What’s The Connection?

Gastroesophageal reflux disease, or GERD, is classified as chronic acid reflux and is ranked as the most common GI diagnosis in outpatient care. It may not come as a surprise that the occurrence rate of GERD is increasing worldwide. Studies show that those with chronic conditions most frequently experience negative effects on stomach function. Symptoms of GERD are experienced in a range of severity from mild to tremendous discomfort. In serious cases, one may be diagnosed with Barrett’s esophagus, typified by permanent damage done to the esophagus due to long-term acid reflux.

Some experts consider GERD to be a red flag for a thyroid condition, and vice versa, yet physicians usually don’t address the relationship between the two. Excess stomach acid is often considered the culprit, but looking beyond heartburn commercials reveals the projected public perception can be contrary to the underlying physiology. When it comes to thyroid disease, it is easy for your thyroid doctor to focus solely on the hormone lab results and overlook the importance of digestive health , just as many doctors do. Yet by recognizing and acknowledging the conditions together, one can make great strides in overcoming them via individualized nutritional, hormonal and lifestyle modifications.

Low acid levels may also cause digestive dysfunction. Reduced digestive rate, known as dysmotility, increases the risk of harmful bacteria growth in the gut. This is frequently caused by reduced acid levels which allows food to remain in the stomach too long thereby allowing bacteria to grow. In addition, if food is not adequately digested when it reaches the intestine it can cause inflammation, leaky gut, and infection.
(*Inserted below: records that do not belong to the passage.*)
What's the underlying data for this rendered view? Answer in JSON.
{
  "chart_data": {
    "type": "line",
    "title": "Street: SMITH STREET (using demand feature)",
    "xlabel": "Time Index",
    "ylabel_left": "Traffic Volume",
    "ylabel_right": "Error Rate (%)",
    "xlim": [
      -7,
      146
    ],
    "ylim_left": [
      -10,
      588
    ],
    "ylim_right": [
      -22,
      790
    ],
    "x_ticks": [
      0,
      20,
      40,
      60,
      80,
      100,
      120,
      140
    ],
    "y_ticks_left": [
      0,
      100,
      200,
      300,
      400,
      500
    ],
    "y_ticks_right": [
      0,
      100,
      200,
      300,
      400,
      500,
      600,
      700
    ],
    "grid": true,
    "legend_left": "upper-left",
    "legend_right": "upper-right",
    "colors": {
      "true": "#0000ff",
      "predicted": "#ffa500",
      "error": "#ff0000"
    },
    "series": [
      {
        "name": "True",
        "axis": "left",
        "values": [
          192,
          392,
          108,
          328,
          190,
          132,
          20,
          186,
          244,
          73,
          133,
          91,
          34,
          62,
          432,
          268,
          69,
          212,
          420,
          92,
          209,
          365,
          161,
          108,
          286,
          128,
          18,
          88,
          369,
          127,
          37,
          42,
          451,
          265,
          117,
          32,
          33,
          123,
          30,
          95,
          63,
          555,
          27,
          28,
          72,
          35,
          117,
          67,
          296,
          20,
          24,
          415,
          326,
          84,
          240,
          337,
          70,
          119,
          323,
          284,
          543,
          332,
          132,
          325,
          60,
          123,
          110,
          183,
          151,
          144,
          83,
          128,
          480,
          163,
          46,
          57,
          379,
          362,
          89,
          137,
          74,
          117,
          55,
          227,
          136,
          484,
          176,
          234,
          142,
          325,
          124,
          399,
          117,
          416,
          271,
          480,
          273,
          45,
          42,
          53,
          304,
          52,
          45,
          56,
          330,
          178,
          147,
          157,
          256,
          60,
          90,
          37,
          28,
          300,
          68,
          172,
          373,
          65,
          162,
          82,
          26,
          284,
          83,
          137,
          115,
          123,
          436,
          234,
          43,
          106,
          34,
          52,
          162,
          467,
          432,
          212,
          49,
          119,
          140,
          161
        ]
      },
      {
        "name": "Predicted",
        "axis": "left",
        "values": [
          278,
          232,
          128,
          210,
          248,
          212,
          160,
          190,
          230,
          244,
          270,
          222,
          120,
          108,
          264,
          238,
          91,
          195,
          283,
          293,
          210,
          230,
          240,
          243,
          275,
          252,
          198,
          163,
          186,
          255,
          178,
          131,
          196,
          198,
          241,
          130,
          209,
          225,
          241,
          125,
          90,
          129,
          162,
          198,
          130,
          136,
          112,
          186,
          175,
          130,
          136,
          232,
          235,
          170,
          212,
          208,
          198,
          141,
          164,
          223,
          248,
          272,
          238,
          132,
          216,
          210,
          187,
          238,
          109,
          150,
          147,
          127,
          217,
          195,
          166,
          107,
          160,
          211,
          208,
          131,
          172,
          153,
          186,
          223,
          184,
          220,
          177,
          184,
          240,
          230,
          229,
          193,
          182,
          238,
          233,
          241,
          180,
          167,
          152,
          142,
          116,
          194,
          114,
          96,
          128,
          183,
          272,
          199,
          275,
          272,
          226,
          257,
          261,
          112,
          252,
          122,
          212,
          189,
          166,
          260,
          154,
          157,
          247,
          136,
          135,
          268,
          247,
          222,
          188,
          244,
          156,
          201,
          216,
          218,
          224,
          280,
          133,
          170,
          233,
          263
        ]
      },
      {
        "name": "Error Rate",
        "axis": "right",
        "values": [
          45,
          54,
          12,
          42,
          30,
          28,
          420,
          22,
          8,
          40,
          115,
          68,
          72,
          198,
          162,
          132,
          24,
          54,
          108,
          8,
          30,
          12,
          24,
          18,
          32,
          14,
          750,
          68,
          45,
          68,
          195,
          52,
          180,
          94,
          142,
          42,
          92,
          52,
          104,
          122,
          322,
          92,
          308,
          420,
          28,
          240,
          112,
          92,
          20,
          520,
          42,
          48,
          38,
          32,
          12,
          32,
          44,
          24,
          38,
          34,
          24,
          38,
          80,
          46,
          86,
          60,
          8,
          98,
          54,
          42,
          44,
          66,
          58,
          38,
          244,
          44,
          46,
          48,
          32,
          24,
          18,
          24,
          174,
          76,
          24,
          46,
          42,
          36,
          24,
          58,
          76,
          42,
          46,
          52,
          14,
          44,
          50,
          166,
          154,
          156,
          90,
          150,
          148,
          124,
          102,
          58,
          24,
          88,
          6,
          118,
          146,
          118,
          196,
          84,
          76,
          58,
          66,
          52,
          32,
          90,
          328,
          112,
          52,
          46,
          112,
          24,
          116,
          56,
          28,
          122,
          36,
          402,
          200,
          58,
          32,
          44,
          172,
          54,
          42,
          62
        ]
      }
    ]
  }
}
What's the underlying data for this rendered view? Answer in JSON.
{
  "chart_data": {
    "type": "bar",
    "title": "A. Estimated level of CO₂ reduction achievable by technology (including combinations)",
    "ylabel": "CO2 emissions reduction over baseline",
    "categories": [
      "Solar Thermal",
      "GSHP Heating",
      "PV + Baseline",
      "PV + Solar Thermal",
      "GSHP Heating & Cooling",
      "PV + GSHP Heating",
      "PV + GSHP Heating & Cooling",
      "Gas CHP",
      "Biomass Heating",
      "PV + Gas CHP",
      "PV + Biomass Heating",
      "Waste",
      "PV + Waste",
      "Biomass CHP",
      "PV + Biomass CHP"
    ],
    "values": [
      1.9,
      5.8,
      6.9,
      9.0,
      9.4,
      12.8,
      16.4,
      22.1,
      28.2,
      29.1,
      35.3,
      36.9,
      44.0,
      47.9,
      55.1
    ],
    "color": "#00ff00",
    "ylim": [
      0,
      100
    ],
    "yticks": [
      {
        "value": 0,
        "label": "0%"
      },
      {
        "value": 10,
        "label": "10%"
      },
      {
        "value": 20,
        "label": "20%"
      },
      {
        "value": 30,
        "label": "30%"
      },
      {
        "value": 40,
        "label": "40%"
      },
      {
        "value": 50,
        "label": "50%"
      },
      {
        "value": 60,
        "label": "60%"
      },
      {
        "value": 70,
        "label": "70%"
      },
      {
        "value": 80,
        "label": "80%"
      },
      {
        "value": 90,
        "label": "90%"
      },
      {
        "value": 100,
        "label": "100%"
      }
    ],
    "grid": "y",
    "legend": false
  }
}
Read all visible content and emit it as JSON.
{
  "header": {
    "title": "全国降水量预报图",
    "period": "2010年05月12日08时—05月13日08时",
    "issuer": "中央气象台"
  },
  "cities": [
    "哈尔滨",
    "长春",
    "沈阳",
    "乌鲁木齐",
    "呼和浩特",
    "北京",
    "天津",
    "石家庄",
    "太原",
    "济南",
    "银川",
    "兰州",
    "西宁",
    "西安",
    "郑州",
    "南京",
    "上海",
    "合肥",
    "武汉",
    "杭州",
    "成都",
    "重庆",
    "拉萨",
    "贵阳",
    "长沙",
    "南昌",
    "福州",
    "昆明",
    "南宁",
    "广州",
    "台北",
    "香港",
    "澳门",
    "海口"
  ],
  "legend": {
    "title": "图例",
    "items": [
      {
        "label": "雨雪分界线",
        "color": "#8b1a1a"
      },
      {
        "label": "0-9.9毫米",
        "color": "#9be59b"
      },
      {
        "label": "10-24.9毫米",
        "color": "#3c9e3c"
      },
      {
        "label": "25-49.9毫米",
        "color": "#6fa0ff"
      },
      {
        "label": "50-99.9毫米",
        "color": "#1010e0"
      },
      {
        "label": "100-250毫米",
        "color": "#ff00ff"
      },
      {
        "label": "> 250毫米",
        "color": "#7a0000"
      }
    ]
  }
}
These factors are significant contributors to autoimmune disorders such as Hashimoto’s.

High digestive endoscopy and esophageal pH testing seem to be the most sensitive methods of diagnosing GERD (7) An endoscopy can also help to diagnose or rule out some other conditions such as a peptic ulcer, esophageal moniliasis, gastric cancer and eosinophilic esophagitis, all of which present with dyspepsia symptoms (7) GERD can be classified as non-erosive reflux disease (NERD) or erosive reflux disease (ERD) based on the presence or absence of esophageal mucosal damage seen on endoscopy (8) People with NERD frequently will have a negative endoscopy (9) Unlike those with erosive reflux disease, studies show that most NERD patients will not progress over time to erosive esophagitis or Barrett’s esophagus (9) Many people with NERD don’t respond to proton pump inhibitors.

Another consideration is the close relationship between stress , thyroid and the digestive tract. We all know that pit in our stomach or lump in our throat that can come with stress. Other effects of stress on the digestive tract aren’t as noticeable however. For instance, stress can contribute to leaky gut (intestinal permeability), which is associated with autoimmune disease and you can try these out symptoms that come with it. The thyroid is part of the HPAT-axis (Hypothalamus-Pituitary-Adrenal-Thyroid-Axis). The thyroid and its symphony of hormonal functioning are also affected by stress since adrenals regulate stress response. Research findings have demonstrated improved outcomes when combining nutritional support for the adrenals and thyroid, rather than either one alone.